Lines 69-72: I wonder if only manuscripts written in English are  included in this study. If so, it would be interesting if you included such information as an inclusion criterion.

Lines 88: How many evaluators were involved in this stage of the study? It is important that more than one evaluator carry out this data collection to minimize bias.

Figure 1: I recommend that the flowchart be improved since this is confusing at some points. 

A significant number of articles were excluded from the study. How many of them were unavailable and how many were not written in English? I suggest including only studies written in English as an inclusion criterion and articles not available in open access as an exclusion criterion.

Another suggestion: you could review the reference lists of review articles (excluded from this study) in order to rescue possible articles not found in the initial search and enrich this systematic review.

Lines 88-89: Were irrelevant articles or articles that did not meet the inclusion criteria removed?

Table 1: Wouldn't the reference number 42 mentioned as AUTOPSY be a description of a series of cases (case reports)? Same for reference number 67.

Figure 3: Do the articles mentioned describe the characteristics that justified the deaths of patients without severe immunosuppression (CD4 count of >200 cells/mm3)? If there is this information, I suggest inserting it in the manuscript.

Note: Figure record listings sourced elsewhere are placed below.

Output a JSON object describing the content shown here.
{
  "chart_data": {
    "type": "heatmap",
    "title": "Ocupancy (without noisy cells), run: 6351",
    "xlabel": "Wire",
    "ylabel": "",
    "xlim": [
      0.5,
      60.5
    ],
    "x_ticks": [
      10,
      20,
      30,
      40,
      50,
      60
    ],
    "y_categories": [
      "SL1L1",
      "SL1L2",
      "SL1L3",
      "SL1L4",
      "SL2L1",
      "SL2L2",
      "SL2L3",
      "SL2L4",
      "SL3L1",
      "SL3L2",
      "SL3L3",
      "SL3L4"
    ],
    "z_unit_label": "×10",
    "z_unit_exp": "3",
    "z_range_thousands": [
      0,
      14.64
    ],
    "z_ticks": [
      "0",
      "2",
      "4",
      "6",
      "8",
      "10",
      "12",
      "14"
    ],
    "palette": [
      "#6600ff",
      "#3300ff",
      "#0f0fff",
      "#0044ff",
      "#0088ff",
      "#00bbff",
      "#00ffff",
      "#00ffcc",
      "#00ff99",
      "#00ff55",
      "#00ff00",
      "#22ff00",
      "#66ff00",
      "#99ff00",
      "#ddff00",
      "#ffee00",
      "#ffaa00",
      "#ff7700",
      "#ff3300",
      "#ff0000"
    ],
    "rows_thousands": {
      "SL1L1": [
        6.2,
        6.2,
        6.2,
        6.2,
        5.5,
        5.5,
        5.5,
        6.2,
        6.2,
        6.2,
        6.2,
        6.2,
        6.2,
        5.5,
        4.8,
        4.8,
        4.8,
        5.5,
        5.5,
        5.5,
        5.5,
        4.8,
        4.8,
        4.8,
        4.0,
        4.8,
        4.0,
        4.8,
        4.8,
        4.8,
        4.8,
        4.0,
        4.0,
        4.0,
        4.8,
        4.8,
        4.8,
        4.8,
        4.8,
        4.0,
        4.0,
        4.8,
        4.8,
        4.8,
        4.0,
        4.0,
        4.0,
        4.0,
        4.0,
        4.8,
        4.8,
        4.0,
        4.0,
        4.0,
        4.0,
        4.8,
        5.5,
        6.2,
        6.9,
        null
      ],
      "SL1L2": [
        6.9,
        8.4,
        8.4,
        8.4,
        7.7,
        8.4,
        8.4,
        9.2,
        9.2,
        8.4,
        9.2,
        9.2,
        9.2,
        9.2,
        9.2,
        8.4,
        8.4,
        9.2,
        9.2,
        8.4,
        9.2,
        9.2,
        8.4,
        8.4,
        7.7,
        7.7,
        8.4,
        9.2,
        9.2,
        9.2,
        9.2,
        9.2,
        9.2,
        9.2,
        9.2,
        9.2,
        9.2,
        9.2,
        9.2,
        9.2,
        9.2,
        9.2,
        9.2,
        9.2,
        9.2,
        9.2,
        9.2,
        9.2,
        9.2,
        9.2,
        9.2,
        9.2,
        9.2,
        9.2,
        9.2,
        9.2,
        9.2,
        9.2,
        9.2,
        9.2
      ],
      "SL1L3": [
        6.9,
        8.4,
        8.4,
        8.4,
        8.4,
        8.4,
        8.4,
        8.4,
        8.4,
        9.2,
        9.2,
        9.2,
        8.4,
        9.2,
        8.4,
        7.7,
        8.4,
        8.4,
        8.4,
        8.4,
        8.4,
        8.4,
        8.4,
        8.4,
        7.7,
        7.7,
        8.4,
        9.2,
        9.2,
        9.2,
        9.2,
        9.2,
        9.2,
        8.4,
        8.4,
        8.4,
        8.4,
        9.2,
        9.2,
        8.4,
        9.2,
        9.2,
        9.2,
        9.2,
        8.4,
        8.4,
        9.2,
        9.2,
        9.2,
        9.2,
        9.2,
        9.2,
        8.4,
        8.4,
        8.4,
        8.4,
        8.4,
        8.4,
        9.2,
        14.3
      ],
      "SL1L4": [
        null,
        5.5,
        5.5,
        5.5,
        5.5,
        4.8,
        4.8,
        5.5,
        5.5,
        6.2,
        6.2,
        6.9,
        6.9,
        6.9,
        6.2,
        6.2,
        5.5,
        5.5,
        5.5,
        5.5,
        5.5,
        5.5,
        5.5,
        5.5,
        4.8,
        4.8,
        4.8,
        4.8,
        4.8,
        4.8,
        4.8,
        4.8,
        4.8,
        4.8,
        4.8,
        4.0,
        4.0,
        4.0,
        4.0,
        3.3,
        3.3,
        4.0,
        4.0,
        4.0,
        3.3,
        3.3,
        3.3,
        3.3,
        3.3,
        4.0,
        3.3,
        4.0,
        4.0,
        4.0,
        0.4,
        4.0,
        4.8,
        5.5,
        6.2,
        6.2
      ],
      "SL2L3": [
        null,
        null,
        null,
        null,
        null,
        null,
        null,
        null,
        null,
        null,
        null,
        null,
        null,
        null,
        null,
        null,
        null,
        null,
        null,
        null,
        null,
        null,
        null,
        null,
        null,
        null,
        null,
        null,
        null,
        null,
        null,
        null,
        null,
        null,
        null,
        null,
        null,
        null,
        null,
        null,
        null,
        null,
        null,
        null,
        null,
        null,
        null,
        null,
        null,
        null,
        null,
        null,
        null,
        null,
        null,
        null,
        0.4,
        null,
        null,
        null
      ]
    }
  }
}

Lines 205: As the studies did not address the association of aspergillosis with tuberculosis, a fact well reported in non-HIV individuals, I suggest bringing up this discussion.

Lines 240-243: The references mentioned are outdated and today we have more modern methods, such as galactomannan antigen detection. It would be important to bring this limitation and the advances in the rapid diagnosis of aspergillosis.

Lines 251-252: Could this information not be related to advances in antiretroviral therapy?

Lines 274-276: In the literature, is there any study comparing mortality from aspergillosis in people living with HIV-AIDS and non-HIV?